Selain itu, ada juga 81,5 juta dosis bahan baku vaksin produksi Sinovac yang setelah diolah di Bio Farma akan menjadi 65,5 juta dosis vaksin jadi. Hingga secara keseluruhan telah terdapat 75,9 juta dosis vaksin dalam bentuk jadi.
“Sampai saat ini, Indonesia sudah mempunyai 75,9 juta vaksin, di mana dari 75,9 juta itu, kalau satu rakyat indonesia menggunakan dua dosis, berarti itu cukup untuk 37,5 juta (orang),” sebut Erick Thohir di Bandara.
Hingga saat ini, realisasi pelaksanaan vaksinasi Covid-19 program pemerintah telah mencapai total 26,9 juta dosis. Dengan rincian sebesar 16,3 juta jiwa menerima vaksinasi dosis pertama dan sekitar 10,6 juta jiwa menerima vaksinasi dosis kedua.
Dengan angka tersebut, Indonesia merupakan salah satu negara yang telah melakukan vaksinasi terbanyak di Asia Tenggara.
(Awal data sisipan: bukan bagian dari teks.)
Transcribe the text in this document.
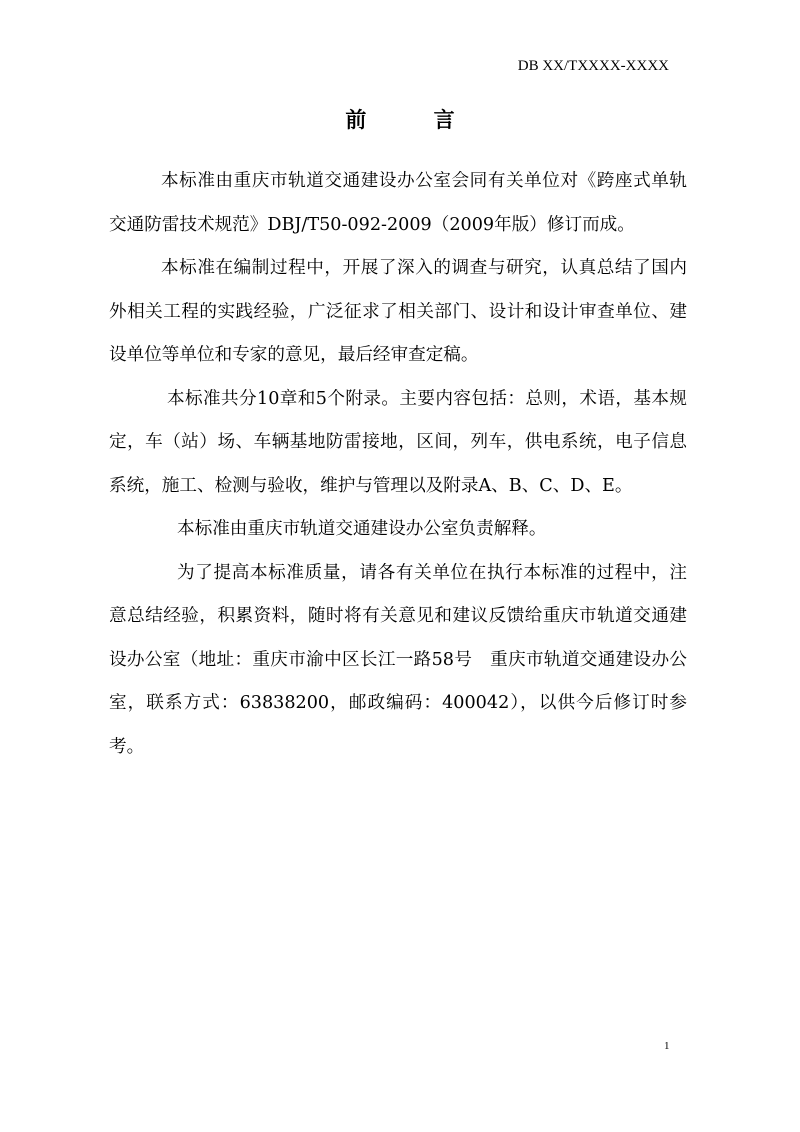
DB XX/TXXXX-XXXX
前 言

本标准由重庆市轨道交通建设办公室会同有关单位对《跨座式单轨交通防雷技术规范》DBJ/T50-092-2009（2009年版）修订而成。

本标准在编制过程中，开展了深入的调查与研究，认真总结了国内外相关工程的实践经验，广泛征求了相关部门、设计和设计审查单位、建设单位等单位和专家的意见，最后经审查定稿。

本标准共分10章和5个附录。主要内容包括：总则，术语，基本规定，车（站）场、车辆基地防雷接地，区间，列车，供电系统，电子信息系统，施工、检测与验收，维护与管理以及附录A、B、C、D、E。

本标准由重庆市轨道交通建设办公室负责解释。

为了提高本标准质量，请各有关单位在执行本标准的过程中，注意总结经验，积累资料，随时将有关意见和建议反馈给重庆市轨道交通建设办公室（地址：重庆市渝中区长江一路58号　重庆市轨道交通建设办公室，联系方式：63838200，邮政编码：400042），以供今后修订时参考。

1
Meskipun demikian, jumlah tersebut masih tertinggal jika dibandingkan dengan negara-negara besar lain seperti Republik Rakyat Tiongkok dan Amerika Serikat.
Oleh karena itu, Erick menegaskan bahwa pemerintah berupaya untuk terus meningkatkan jumlah rakyat yang menerima vaksinasi. (**).